Fruit tree breeders spend their lives carefully cross-pollinating trees and growing out the offspring in the hopes of someday lucking into a variety that is superior to what’s out there right now. Doesn’t happen very often.
Thanks for that.
Does the same process work for something like wheat? I understand that farmers buy new seed every year because the crop degrades with each successive planting; if so, how does the supplier of seed maintain high quality seed?
No, it doesn’t work the same for wheat at all. Wheat is an annual grass.

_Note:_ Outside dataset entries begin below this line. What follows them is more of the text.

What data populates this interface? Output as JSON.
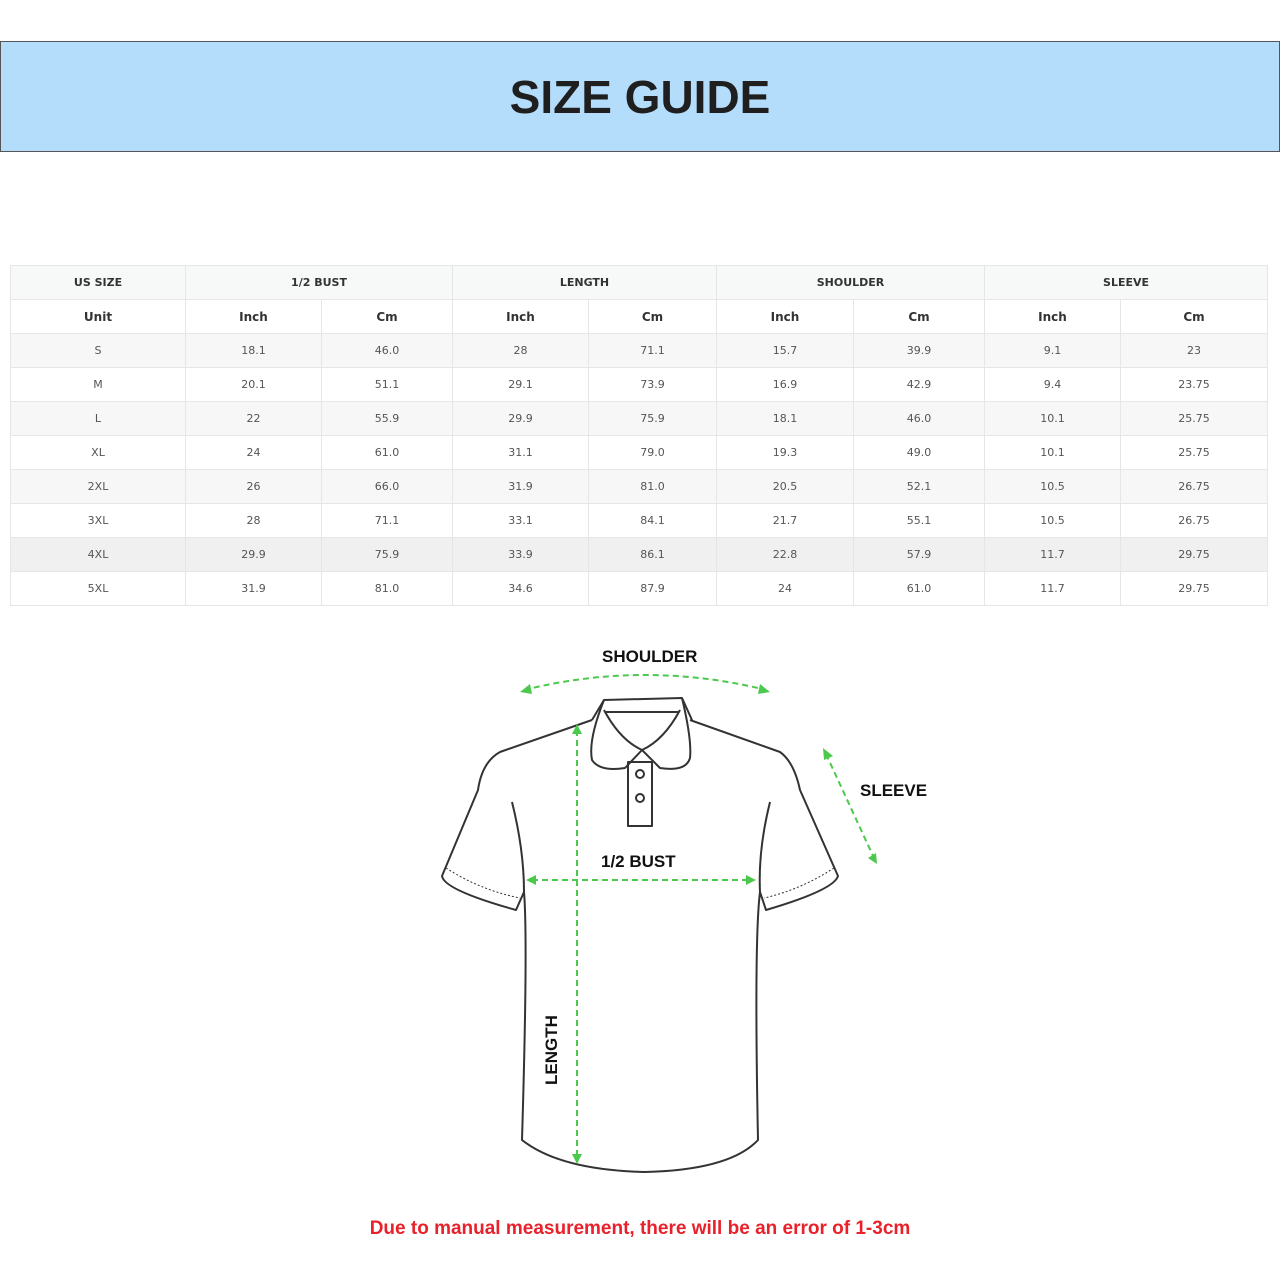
{
  "title": "SIZE GUIDE",
  "table": {
    "group_headers": [
      "US SIZE",
      "1/2 BUST",
      "LENGTH",
      "SHOULDER",
      "SLEEVE"
    ],
    "unit_row": [
      "Unit",
      "Inch",
      "Cm",
      "Inch",
      "Cm",
      "Inch",
      "Cm",
      "Inch",
      "Cm"
    ],
    "rows": [
      [
        "S",
        "18.1",
        "46.0",
        "28",
        "71.1",
        "15.7",
        "39.9",
        "9.1",
        "23"
      ],
      [
        "M",
        "20.1",
        "51.1",
        "29.1",
        "73.9",
        "16.9",
        "42.9",
        "9.4",
        "23.75"
      ],
      [
        "L",
        "22",
        "55.9",
        "29.9",
        "75.9",
        "18.1",
        "46.0",
        "10.1",
        "25.75"
      ],
      [
        "XL",
        "24",
        "61.0",
        "31.1",
        "79.0",
        "19.3",
        "49.0",
        "10.1",
        "25.75"
      ],
      [
        "2XL",
        "26",
        "66.0",
        "31.9",
        "81.0",
        "20.5",
        "52.1",
        "10.5",
        "26.75"
      ],
      [
        "3XL",
        "28",
        "71.1",
        "33.1",
        "84.1",
        "21.7",
        "55.1",
        "10.5",
        "26.75"
      ],
      [
        "4XL",
        "29.9",
        "75.9",
        "33.9",
        "86.1",
        "22.8",
        "57.9",
        "11.7",
        "29.75"
      ],
      [
        "5XL",
        "31.9",
        "81.0",
        "34.6",
        "87.9",
        "24",
        "61.0",
        "11.7",
        "29.75"
      ]
    ]
  },
  "diagram": {
    "shoulder_label": "SHOULDER",
    "sleeve_label": "SLEEVE",
    "bust_label": "1/2 BUST",
    "length_label": "LENGTH",
    "arrow_color": "#4cc94c"
  },
  "note": "Due to manual measurement, there will be an error of 1-3cm",
  "colors": {
    "banner": "#b3ddfb",
    "note": "#e8212b"
  }
}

The crop does not degrade with planting, otherwise wheat would have died out during the thousand of years people just saved seed to plant in spring.
It’s true that wheat is now a vast global industry controlled by a few metastasized corporations, and I believe that most wheat in the US is genetically modified and there are very very few strains of wheat being used. But the basic process is much simpler – at least, you could go buy a sack of wheat at the feed store and grow yourself a patch of wheat if you wanted, and you’d get, you know, wheat. If you reaped and threshed it, that is.
<Say it fast>
Peter Piper planted a peck of pickled plum pits. If Peter Piper planted a peck of pickled plum pits, where’s the peck of pickled plum pits that Peter Piper planted?
Okay folks, it’s silly hour! The plum orchards and wheat fields are full of thistles. So you hire Theophilus Thistle to extract them for you.
Theophilus Thistle, the successful thistle sifter, while sifting a sieve full of unsifted thistles, thrust three thousand thistles through the thick of his thumb.